Fulfilling our promise


There’s been a lot of talk in Canberra this week about governments fulfilling commitments, about delivering on promises, about what constitutes a promise. Down the hill from the rancour of the new federal parliament, barristers of the Commonwealth and the Australian Capital Territory have been arguing in the High Court over the finer points of the Australian Constitution as it applies to marriage – a more civilised debate, no doubt, but one with far-reaching consequences for our country.

As the first jurisdiction in Australian history to legislate for marriage equality, the ACT Government delivered on a clear and public promise we made during the election in October 2012. We acted on a belief held deeply by people throughout Canberra and in communities across Australia – that everyone deserves equality before the law. In a modern, secular and mature society, where in most respects we have removed discrimination on the grounds of gender and sexuality, the exclusion of some to the institution of marriage remains a mark against our national record.

While we’re proud of our action and are willing to push the boundaries of the legal system, the ACT has not set the public mood on marriage equality. In fact, my own view is that the Australian people have moved faster than our political institutions have been able to respond. Most Australians – almost 70 per cent in 2010 – celebrate their marriages in a civil ceremony and as a civil institution. For them, the value of marriage lies in its standing in Australian law and society. This is the basis on which public support for marriage equality rests. It is not a challenge to religion or tradition or the value of heterosexual marriage. It is simply a belief – increasingly a demand – that all couples deserve the right to access this institution.

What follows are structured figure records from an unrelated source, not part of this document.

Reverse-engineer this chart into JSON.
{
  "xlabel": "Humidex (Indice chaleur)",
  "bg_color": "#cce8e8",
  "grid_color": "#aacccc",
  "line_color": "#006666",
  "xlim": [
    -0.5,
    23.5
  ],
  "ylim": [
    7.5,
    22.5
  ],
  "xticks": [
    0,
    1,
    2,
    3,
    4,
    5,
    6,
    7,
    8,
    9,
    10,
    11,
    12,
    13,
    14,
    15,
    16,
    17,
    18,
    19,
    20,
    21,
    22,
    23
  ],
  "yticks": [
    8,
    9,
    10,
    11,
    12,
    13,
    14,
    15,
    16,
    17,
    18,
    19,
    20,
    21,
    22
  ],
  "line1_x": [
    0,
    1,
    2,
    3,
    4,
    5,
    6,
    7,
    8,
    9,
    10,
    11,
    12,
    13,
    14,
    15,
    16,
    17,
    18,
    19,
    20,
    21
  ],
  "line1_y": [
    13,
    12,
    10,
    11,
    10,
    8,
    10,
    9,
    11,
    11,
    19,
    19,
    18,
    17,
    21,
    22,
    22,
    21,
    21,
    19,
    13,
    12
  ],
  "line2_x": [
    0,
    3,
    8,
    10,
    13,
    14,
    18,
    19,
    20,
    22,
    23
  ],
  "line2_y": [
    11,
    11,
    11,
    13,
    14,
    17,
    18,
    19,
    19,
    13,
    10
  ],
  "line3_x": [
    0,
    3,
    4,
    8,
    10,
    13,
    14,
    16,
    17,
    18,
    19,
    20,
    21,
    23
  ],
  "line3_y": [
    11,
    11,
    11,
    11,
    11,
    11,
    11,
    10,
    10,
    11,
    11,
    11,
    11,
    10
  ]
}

The ACT Government has always said we would prefer that the Commonwealth legislate for marriage equality and it would give me great pleasure to repeal the ACT law on the grounds that federal marriage reform made it no longer necessary. We delayed the introduction of our legislation to see if the federal parliament would deliver and we acted when it wasn’t able to do so.

We were extremely disappointed when informed by the Commonwealth that the ACT’s law would be challenged in the High Court. Not only did this signal that the federal government would continue with a policy of opposition to same sex marriage, but also that instead of arguing this position through public and parliamentary debates, its views would be put into effect through the technicalities of a constitutional challenge. I said at the time of debating the Marriage Equality (Same Sex) Bill that the High Court was not the place to contest this basic matter of principle and that remains my view.

Two weeks before the ACT’s law was passed, the federal government asked us not to enact it and in recent days, some have suggested it is irresponsible that we allow couples to marry while the High Court is deliberating. This is an argument I simply don’t accept – not from the people who have brought the uncertainty to bear. This view also misreads the conviction of those who have fought long and hard for marriage equality. No important social reform comes without some risk for those who deliver it and those who put themselves forward to live it. Some 47 couples are registered to be married in this ACT this weekend – each one aware of the ongoing legal contest over the law they will use and none of them deterred by it.

If anything, the uncertainty over the legal status of same sex marriage has galvanised our community in its support for the principle. Venues, caterers and service providers across Canberra have been working overtime to support the couples marrying this weekend and there is an enormous amount of goodwill surrounding them.

If the High Court rules that state and territory governments have no right to make laws for same sex marriage, the need for national reform will simply increase. The fact that five other jurisdictions are at various stages of engaging with marriage equality through their parliaments gives a good indication of this.

Of course, if the court rules in favour of our law, life will go on as normal for the great majority in our community. But for same sex couples, together with their families, friends and supporters, the recognition of their equality before the law will be profound. The reconciliation of Australia’s Constitution with the principles of fairness and equality, as they are held in our society today, will be a point in our history to celebrate.